Vulnerable people risk losing right to stay in UK
25 February 2020
The EU Justice Sub-Committee has written to the Home Office, raising their concern that children in care, and other vulnerable groups, face too many barriers in applying for the right to stay in the UK after Brexit.
- Letter dated 25 February from Lord Morris, Chair of EU Justice Sub-Committee to Kevin Foster MP, Parliamentary Under Secretary of State for Immigration, Home Office
- Inquiry: Citizens' Rights
- EU Justice Sub-Committee
The UK Government's EU Settlement Scheme is designed to allow EU nationals to continue to live in the UK after it leaves the EU; a standard application involves the use of smartphone app to verify the applicant's identity and an online form for UK residence and criminality checks.
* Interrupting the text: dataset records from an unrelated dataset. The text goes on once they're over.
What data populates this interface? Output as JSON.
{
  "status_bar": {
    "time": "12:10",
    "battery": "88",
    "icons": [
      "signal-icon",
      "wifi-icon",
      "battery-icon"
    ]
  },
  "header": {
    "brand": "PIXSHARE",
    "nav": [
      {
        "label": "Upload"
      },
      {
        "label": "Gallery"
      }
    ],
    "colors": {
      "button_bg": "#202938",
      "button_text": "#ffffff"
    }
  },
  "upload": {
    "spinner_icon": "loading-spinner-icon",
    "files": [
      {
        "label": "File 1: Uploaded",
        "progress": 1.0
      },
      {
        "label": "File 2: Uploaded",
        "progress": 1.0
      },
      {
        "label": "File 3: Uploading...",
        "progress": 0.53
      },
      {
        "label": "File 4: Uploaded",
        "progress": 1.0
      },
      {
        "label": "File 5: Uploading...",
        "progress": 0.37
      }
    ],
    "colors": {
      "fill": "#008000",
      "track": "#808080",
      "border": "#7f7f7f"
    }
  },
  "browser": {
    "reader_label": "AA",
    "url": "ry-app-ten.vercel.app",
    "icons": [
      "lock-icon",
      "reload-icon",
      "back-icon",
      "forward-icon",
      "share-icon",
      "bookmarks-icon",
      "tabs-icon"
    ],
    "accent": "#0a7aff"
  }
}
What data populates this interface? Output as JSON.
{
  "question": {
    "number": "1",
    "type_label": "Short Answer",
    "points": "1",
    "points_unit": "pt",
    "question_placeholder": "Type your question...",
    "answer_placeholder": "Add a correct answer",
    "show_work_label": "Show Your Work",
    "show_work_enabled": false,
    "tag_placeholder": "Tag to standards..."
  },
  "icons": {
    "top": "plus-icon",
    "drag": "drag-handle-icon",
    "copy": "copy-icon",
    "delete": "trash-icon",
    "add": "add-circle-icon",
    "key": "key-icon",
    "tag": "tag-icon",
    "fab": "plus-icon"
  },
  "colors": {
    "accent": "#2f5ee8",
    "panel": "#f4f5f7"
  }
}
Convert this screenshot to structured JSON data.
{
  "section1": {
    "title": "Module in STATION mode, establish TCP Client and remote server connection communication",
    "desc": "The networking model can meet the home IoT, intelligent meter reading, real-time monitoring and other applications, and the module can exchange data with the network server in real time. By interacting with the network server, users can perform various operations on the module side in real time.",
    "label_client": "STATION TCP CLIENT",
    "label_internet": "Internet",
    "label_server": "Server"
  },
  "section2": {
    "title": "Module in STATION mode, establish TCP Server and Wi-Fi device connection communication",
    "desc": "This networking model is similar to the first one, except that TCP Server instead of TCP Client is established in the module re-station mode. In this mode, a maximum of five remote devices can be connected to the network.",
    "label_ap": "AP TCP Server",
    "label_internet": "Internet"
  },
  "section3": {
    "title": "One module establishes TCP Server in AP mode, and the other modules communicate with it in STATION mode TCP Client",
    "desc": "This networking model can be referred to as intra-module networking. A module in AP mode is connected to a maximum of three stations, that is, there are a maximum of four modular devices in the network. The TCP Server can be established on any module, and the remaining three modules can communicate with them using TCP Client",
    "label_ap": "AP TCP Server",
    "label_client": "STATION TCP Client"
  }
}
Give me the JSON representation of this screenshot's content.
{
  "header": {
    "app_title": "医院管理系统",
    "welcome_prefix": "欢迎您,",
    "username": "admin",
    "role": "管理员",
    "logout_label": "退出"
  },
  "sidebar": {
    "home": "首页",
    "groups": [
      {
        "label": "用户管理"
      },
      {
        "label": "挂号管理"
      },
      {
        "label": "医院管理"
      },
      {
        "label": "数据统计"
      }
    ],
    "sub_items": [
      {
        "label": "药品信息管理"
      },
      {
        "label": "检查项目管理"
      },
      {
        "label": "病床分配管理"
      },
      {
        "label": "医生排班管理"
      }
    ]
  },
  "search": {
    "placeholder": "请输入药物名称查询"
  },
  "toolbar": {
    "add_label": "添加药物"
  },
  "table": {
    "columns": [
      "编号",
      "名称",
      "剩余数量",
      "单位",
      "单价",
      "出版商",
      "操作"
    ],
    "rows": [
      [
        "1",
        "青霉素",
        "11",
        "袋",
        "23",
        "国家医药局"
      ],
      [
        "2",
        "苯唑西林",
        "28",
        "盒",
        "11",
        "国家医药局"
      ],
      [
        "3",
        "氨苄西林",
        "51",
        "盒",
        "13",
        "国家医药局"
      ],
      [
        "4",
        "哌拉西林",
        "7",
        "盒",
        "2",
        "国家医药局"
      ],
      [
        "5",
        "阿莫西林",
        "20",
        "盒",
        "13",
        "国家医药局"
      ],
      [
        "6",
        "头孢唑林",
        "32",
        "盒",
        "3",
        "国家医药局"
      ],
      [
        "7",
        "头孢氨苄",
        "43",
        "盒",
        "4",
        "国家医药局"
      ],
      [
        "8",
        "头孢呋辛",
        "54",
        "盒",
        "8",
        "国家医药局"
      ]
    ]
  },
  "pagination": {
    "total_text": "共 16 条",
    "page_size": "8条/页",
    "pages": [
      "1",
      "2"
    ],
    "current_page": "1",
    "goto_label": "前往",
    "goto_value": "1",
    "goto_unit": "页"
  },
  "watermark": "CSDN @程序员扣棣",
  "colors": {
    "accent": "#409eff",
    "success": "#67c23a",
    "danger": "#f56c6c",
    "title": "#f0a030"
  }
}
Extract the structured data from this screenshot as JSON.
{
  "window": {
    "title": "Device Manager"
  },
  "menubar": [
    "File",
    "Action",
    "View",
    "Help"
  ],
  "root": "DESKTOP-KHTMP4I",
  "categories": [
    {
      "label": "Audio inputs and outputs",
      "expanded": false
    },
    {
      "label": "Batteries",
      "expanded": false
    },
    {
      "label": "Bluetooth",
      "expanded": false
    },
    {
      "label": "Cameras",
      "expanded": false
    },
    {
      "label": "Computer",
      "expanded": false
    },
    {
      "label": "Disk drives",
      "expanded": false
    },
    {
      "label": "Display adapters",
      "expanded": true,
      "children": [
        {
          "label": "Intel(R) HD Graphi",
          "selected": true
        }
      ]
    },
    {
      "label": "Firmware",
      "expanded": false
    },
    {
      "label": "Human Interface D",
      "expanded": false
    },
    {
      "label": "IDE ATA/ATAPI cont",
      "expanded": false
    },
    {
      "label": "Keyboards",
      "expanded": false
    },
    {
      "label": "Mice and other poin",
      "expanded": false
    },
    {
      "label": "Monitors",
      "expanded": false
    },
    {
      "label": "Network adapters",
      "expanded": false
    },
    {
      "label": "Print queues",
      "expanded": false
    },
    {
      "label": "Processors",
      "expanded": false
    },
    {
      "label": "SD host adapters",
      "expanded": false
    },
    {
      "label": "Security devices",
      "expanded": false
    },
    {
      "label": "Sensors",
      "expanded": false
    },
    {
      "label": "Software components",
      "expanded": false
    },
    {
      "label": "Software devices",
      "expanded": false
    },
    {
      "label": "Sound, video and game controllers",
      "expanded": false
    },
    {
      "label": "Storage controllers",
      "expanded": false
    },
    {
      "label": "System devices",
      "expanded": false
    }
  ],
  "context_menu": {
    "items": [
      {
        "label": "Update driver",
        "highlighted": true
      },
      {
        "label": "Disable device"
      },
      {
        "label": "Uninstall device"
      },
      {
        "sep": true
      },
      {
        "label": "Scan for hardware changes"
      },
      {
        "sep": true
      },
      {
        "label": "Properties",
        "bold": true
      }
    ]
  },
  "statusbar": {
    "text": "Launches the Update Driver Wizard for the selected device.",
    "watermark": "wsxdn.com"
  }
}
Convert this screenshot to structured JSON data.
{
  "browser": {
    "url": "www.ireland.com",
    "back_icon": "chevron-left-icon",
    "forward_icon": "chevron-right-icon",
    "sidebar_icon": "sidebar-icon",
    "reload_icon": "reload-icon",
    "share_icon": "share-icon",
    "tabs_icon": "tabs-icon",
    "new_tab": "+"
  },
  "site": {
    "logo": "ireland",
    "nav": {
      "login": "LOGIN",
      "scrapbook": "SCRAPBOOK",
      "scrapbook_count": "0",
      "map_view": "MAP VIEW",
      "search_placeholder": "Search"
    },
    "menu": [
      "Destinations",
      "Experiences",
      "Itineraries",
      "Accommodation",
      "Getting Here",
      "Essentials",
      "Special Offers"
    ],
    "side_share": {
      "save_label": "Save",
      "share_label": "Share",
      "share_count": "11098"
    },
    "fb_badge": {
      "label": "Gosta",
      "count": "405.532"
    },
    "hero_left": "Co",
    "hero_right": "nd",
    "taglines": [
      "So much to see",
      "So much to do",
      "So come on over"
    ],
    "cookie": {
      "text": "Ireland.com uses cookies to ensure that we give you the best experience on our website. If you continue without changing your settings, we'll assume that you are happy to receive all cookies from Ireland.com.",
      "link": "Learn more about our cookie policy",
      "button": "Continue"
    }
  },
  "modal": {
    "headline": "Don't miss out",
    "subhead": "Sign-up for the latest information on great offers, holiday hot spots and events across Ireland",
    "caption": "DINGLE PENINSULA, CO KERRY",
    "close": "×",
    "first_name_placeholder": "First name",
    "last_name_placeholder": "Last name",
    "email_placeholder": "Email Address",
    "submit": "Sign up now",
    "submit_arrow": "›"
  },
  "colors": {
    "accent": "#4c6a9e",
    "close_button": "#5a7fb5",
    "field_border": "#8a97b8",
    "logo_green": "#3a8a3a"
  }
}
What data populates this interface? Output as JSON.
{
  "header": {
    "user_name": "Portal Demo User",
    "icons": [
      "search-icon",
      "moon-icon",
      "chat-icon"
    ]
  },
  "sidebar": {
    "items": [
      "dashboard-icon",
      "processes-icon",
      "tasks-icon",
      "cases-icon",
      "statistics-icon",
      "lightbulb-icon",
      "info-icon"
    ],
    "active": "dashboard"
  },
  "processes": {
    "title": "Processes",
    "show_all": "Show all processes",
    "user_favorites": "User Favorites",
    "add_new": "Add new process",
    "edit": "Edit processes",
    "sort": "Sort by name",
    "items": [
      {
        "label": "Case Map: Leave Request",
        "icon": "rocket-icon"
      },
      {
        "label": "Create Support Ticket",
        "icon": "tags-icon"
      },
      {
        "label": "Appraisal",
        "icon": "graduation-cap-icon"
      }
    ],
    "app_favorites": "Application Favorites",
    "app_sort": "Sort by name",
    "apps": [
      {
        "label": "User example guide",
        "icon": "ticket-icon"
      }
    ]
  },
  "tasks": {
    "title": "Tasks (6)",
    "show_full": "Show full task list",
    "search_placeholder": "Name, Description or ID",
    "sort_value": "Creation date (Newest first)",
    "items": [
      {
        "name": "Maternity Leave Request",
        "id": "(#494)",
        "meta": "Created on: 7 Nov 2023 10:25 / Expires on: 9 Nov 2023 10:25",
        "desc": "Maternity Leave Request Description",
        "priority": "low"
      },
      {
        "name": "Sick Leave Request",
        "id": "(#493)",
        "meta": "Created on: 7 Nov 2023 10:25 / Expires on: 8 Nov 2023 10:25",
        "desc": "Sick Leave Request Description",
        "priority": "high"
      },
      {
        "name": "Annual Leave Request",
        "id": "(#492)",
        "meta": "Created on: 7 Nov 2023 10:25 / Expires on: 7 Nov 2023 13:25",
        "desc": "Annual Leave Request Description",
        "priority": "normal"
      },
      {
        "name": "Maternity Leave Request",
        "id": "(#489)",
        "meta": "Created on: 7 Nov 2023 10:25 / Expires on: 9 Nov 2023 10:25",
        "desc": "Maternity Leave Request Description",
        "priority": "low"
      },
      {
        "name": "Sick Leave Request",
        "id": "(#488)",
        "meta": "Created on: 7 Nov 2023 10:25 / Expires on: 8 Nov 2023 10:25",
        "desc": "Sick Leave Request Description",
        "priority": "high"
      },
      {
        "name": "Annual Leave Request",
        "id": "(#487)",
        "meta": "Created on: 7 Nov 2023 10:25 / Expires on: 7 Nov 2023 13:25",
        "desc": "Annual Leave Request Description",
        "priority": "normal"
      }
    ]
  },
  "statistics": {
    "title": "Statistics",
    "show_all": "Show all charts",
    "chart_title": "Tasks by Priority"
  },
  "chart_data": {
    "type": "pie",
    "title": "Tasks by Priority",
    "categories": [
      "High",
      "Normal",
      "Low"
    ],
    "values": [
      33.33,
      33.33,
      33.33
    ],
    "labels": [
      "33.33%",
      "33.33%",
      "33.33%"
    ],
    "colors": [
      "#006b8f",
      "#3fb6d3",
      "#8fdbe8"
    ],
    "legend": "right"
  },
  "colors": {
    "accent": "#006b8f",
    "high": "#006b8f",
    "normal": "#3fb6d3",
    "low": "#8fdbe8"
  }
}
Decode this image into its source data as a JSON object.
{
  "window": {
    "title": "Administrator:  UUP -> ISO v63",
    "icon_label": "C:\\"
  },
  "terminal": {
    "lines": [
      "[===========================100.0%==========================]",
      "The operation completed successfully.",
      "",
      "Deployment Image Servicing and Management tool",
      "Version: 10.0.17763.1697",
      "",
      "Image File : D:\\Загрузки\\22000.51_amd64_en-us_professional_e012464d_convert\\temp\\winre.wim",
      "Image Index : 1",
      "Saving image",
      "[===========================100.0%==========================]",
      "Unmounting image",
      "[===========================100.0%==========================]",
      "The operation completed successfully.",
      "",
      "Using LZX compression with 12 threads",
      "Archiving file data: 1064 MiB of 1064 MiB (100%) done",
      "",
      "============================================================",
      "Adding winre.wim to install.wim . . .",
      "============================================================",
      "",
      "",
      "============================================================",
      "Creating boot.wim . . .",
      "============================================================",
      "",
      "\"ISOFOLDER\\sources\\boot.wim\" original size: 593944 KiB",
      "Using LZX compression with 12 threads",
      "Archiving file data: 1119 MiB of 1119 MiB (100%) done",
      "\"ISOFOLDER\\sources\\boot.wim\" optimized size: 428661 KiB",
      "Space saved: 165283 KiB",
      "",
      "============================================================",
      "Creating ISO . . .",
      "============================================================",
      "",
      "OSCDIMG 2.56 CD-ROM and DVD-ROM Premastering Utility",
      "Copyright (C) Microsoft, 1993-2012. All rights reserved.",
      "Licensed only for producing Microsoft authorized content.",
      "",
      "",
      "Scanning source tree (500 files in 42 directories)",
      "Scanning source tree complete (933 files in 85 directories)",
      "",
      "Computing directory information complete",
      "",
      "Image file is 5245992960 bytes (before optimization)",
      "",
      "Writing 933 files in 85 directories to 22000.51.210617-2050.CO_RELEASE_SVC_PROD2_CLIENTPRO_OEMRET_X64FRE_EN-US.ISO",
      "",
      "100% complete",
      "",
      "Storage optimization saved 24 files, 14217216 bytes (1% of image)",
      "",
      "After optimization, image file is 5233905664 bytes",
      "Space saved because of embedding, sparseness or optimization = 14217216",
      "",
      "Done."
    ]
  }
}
But many vulnerable groups – including children in care, domestic abuse survivors and people who are homeless – are unlikely to have access to the documents they need to prove their identity and residency. They may also not have access to the internet or a smart phone, or even be aware that they need to apply.
The Committee's concerns
After taking evidence earlier this month from organisations who work with vulnerable people, the Committee has written to Immigration Minister Kevin Foster MP with a series of detailed concerns, including:
- The lack of clarity over who is responsible for ensuring applications are made on behalf of children in care (especially as no numbers are held on the number of children who will need to have applications made);
- That those who are unable to evidence five years of residency will only be granted 'pre-settled status', meaning they are unable to access vital benefits and services, including housing benefit and access to domestic violence refuges;
- The lack of certainty over what will happen to those who have not applied by the deadline of 30 June 2021 (especially given the length of time that applications, and obtaining the documents needed to make applications, can take);
- The lack of public information on what exceptions can be made where individuals do not have the necessary documentation to apply; and
- The need for access to specialist advice and support (including legal aid) for those whose applications will not be straightforward.